India's minorities need to stop fearing RSS
The Sangh Parivar has been a subject of probably greater distortion than any other group in the country.
- Total Shares
In 1988, my Ayurvedic teacher in Mumbai introduced me to a Hindu social organisation that he was involved with. This was my first contact with RSS. My teacher was one of the most kind and honest individuals I had met, as well as an insightful thinker in regard to medicine, history and spirituality.
I learned about RSS literature and read Guruji Golwalker's Bunch of Thoughts. Having a background in Vedanta from Swami Vivekananda and Sri Aurobindo, I found Golwalkar's work to provide a cogent view of India and reflect a similar inspiration. Fortunately I discovered RSS before encountering the massive propaganda against it. So when I began to read anti-RSS statements in the media, I could not naively believe these.
The RSS has been a subject of probably greater distortion than any other group in India. It has been falsely accused, maligned and misrepresented in a way that is inaccurate and dishonest, motivated by electoral politics, and reflecting anti-Hindu biases.
Demonisation of RSS has been a prime political imperative of both Congress and the communists in India for decades. Though the charge of RSS having killed Mahatma Gandhi was refuted and thrown out in court, it remains stated as fact by politicians who know better, hoping to arouse uncritical emotion from it.
Nature of RSS
RSS, contrary to certain media stereotypes, is nothing like a paramilitary organisation, but a many-sided service group. It is likely the largest volunteer service organisation in the world. RSS is not an extremist religious group either, another propaganda item against it.

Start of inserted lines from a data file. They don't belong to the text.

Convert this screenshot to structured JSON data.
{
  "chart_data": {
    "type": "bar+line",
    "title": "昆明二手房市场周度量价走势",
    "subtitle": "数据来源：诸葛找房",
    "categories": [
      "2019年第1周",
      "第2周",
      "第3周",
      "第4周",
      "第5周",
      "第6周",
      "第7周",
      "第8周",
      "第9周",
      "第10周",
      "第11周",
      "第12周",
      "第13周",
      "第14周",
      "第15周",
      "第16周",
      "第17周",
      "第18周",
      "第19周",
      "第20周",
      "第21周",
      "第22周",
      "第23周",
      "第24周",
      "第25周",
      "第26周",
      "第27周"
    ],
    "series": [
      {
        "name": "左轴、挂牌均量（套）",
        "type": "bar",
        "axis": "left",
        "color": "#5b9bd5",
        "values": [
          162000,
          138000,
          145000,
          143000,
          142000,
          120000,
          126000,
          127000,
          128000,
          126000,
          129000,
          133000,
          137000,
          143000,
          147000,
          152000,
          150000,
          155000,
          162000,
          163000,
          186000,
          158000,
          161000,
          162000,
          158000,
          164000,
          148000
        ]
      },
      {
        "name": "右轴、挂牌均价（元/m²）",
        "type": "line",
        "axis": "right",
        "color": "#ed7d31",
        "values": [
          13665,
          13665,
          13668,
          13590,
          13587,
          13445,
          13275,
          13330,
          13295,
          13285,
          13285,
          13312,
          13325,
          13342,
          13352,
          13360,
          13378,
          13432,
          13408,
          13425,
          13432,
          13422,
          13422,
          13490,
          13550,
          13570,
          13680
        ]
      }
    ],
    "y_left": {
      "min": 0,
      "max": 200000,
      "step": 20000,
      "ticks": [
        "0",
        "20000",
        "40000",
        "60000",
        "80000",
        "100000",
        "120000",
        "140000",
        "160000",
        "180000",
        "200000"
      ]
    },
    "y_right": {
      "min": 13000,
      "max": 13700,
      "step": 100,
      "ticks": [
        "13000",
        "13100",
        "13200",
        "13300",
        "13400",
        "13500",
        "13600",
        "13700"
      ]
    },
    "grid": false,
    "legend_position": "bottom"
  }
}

Like others who honor Hindu thought, RSS has a pluralistic view of religion and accepts the existence of many paths to God or truth - a view more liberal than the Catholic Church today. Yet it does criticise conversion efforts, reflecting Swami Dayananda's statement that "conversion is violence".
RSS is not a monolithic organisation but a set of numerous affiliated groups with sometimes differing points of view. These RSS offshoots or Sangh Parivar include prominent associations relative to farmers, labor unions, students, women, numerous schools, yoga and religious groups, and various think tanks, with service work for children, the poor, backward classes, and tribals. RSS services reach millions of Indians who would otherwise be neglected. Were even a small portion of this work performed by foreign NGOs, they would be highly praised for it.

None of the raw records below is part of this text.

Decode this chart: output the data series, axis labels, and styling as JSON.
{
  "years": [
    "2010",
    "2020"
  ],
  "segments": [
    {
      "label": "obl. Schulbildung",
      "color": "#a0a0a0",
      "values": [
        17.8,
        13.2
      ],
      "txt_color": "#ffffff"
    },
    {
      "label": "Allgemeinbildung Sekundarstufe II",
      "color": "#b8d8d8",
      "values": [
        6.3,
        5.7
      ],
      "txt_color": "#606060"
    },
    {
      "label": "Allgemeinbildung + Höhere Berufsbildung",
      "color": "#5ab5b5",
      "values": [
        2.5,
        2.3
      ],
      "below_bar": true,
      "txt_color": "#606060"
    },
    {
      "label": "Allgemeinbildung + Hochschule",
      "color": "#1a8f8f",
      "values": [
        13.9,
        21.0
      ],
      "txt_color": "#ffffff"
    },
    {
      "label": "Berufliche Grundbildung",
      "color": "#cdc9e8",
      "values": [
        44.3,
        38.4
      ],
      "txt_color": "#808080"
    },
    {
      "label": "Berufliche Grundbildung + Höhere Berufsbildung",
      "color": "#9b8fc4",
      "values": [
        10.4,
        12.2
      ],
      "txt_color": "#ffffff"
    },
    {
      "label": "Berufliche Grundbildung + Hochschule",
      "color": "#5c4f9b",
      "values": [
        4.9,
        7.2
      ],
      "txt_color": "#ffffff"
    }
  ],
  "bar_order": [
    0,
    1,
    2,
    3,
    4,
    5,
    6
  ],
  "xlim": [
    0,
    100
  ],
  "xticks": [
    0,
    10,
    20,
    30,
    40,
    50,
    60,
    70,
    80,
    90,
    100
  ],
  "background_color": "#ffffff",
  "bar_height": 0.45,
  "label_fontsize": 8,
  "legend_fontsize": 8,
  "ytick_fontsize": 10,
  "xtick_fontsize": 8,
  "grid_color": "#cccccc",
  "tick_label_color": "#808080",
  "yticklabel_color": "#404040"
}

Over the years I met several RSS groups and came to know KS Sudarshan, the previous head of the organisation. Sudarshanji was gentle, kind and soft-spoken, concerned with nature and the poor, hardly the fiery radical portrayed in the media. The same is true of other RSS leaders. RSS continues a Gandhian emphasis on the villages and common people, rather than the urban elite. It emphasises an austere way of life, not seeking personal fame, money or power.
The association of RSS with BJP and its political aspirations has caused the main criticism against the organisation. BJP has many former RSS workers in its ranks, extending to the Prime Minister Narendra Modi. However, bringing simplicity and karma yoga into the political realm, such as RSS values promote, is a good idea, particularly given the corruption and nepotism rampant in Indian politics.
RSS media management
RSS does appear to lack skills in media management, particularly with English language groups. Yet we must remember that the leftist dominated media rarely affords an unbiased forum for RSS to express its views. RSS has similarly been criticised as anti-intellectual, but this is largely relative to English language intellectuals in India alienated from their own heritage. RSS has a number of profound thinkers, particularly in traditional circles and regional languages. RSS has embraced great thinkers of modern India from Vivekananda and Aurobindo, to Chinmayananda and Dayananda, who leftist intellectuals also prefer to ignore.
RSS has often not always afforded adequate space or prominence to the youth and can appear to be trapped in the past. But this situation is changing, including a new sense of entrepreneurship and learning to work with the social media.
RSS has a genuine sense of service for humanity and will not deny help to anyone because of religious identity or social background. RSS is not anti-minority but pro-India. Yet it recognises India's Bharatiya roots going back many centuries. One certainly need not agree with the organisation on all points, but an honest review of RSS activities shows a great contribution in many fields.
There are many helpful social movements within Hindu society, but reform movements outside of Hindu society - and often against it -unfortunately command more attention and respect. The very fact that RSS organises Hindu society and asks it to be proud of its own heritage is enough to threaten leftist/Marxist groups that continue the divide and rule strategy of the British.